With that history in mind, I argued that the IRA is actually the culmination of a long history of U.S. government intervention in the economy and thus does not represent a paradigm shift, although the scale is certainly bigger than in the past.
As I thought about it more, however, I revised my opinion, because there is one part of what the Biden administration is doing that does represent something of a paradigm shift, and that is its emphasis on domestic content and domestic production. While the Buy America Act is not new (President Hoover signed it on his last day in office), for the first 80 or so years, it applied to U.S. government procurement, a large portion of which was for military use, and its actual economic impact was limited.
The Biden administration, however, has expanded the domestic procurement concept to put constraints on manufacturers receiving federal funds to build semiconductor plants (CHIPS and Science Act), to manufacturers of electric vehicles (EVs) and the batteries they use, and to consumers seeking to use tax credits to reduce their cost of buying EVs. The justification of this greater scope is national security. The United States needs resilient and secure supply chains in certain sectors for national security reasons (batteries) or to help achieve our climate goals (EVs).
To its credit, the administration has been—eventually—honest in acknowledging that these conditions require sacrifices in efficiency. (You may recall a recent column where I discussed Ambassador Tai’s comments about the need to sacrifice some efficiency in order to achieve other goals, which for her meant more equitable treatment of workers and greater inclusivity.)
This is the paradigm shift. Supply chain managers and corporate executive spent years looking for the best quality at the lowest price and the fastest delivery, in the name of maximizing efficiency and lowering costs. Now the administration is telling them they need to take into account another, noneconomic variable—resilience or security—as well. The result will be more security at the cost of less efficiency and higher prices.

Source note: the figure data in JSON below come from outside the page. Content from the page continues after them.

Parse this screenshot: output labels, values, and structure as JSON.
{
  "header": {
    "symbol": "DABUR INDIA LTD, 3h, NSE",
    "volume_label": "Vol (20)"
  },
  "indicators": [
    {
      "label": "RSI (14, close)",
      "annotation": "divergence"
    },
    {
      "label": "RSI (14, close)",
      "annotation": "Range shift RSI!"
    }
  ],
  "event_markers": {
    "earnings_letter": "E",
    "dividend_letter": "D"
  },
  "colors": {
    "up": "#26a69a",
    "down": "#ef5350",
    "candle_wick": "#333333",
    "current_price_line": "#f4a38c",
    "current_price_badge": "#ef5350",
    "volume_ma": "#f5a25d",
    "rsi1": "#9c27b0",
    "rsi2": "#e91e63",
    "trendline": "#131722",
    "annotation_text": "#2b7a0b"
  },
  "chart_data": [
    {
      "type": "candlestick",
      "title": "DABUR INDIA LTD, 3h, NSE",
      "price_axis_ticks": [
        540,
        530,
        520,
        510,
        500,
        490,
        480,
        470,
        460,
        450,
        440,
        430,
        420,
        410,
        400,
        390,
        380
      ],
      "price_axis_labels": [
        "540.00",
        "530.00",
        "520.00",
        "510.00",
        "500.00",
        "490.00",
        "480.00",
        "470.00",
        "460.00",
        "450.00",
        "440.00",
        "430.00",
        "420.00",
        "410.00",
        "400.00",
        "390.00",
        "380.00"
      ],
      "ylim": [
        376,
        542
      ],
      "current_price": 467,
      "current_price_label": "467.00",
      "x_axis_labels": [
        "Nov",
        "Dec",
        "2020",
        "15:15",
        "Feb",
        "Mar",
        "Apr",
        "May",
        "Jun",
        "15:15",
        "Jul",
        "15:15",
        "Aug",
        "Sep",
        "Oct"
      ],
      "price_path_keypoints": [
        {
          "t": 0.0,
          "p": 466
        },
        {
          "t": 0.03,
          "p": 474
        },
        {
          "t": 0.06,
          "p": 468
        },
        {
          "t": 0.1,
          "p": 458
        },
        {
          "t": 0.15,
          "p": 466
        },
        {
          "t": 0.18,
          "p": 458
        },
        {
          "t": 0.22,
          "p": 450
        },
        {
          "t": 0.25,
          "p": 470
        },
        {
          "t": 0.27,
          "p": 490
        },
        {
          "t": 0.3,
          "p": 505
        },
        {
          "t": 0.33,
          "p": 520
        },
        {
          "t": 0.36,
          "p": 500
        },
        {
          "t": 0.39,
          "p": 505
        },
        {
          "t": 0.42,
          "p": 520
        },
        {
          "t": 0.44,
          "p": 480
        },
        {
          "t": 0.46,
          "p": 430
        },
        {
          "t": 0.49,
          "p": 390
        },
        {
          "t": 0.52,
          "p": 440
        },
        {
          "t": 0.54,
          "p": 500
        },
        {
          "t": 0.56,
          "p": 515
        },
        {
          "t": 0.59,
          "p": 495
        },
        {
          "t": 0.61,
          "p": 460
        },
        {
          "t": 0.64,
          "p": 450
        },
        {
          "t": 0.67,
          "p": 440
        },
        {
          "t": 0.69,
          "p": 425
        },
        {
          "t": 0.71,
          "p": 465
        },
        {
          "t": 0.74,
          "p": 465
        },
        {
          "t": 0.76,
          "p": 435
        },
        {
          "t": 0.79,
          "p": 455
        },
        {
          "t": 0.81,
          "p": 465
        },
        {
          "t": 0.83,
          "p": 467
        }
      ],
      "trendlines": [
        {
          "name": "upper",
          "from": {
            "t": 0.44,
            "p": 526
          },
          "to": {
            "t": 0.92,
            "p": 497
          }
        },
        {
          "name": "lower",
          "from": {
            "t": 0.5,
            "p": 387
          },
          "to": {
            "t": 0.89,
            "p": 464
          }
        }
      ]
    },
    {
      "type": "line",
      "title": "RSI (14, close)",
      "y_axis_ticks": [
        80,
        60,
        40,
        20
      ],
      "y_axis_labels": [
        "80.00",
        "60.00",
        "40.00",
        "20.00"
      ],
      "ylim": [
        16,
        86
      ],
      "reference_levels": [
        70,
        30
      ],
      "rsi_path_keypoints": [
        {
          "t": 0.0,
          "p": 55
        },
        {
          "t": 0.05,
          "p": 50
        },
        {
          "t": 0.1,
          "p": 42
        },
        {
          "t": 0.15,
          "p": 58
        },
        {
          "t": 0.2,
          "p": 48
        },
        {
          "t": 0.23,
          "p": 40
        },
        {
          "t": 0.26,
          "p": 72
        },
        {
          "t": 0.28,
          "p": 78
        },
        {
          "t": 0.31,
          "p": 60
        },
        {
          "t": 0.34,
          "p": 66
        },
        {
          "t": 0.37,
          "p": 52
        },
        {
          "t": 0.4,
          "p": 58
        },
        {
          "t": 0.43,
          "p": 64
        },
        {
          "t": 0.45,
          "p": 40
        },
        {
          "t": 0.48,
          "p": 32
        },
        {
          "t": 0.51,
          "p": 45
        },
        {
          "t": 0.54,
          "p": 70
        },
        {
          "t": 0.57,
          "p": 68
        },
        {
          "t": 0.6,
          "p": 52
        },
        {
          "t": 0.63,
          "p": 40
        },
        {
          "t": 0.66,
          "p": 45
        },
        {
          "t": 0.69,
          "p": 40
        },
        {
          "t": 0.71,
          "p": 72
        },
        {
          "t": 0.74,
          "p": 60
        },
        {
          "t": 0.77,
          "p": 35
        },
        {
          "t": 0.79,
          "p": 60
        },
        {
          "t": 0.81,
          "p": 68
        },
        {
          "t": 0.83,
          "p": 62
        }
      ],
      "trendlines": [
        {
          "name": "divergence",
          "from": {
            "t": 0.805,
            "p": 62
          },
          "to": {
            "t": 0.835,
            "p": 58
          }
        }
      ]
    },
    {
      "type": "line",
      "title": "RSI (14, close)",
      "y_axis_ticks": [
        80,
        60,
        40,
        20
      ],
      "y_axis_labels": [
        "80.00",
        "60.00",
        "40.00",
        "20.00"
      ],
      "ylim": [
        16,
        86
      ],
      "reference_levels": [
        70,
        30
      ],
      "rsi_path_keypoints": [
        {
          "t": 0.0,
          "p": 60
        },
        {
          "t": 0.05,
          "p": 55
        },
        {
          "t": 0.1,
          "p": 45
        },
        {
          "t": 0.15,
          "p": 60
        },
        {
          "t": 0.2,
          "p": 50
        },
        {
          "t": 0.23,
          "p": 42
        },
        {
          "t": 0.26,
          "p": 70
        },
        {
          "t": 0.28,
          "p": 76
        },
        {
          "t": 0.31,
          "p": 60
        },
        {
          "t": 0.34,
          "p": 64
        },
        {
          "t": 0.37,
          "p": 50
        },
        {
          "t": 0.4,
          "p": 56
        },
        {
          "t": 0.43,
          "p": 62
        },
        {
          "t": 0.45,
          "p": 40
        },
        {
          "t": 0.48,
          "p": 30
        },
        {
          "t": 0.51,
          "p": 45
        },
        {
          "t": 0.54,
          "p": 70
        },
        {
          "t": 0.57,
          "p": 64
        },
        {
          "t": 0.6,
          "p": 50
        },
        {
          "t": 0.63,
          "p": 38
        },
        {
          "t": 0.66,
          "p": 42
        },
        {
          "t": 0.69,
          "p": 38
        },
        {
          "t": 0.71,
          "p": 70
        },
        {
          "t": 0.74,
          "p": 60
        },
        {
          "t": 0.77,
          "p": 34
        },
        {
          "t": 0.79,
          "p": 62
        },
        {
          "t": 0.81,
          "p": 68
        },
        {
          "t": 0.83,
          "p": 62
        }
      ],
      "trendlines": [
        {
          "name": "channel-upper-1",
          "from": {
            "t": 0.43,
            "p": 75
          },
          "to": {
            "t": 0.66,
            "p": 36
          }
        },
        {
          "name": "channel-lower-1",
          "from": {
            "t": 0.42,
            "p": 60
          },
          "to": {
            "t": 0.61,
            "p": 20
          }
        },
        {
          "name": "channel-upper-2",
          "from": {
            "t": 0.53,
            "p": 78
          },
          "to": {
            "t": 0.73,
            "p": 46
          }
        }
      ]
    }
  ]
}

From one perspective this makes sense. Covid-19 and other natural disasters demonstrate that having more secure supply chains is a good thing. China’s weaponization of its trade policy is forcing companies to reassess the risk of doing business there, with some of them deciding to re-shore or friend-shore. The problem is that while the lesson in these two cases is diversification—don’t put all your eggs in one basket—the IRA’s message is to go ahead and put them all in one basket; just make sure the basket is in the United States.
History will likely show, however, that that is a flawed strategy. Autarky is not feasible in a modern economy with complex supply chains as in semiconductors, so vulnerabilities will always remain. The United States is not immune from supply disruptions in the form of natural disasters—floods, tornados, plagues of locusts, etc.—and the efficiency costs will make us less globally competitive at the very time we need to be exporting more. The result may be that we end up less competitive without being more secure, and that we will do that by violating our international obligations as well.
So, there is a paradigm shift in terms of trading off efficiency for security, but as usual, we need to have a more serious debate about whether the juice is worth the squeeze.
William Reinsch holds the Scholl Chair in International Business at the Center for Strategic and International Studies in Washington, D.C.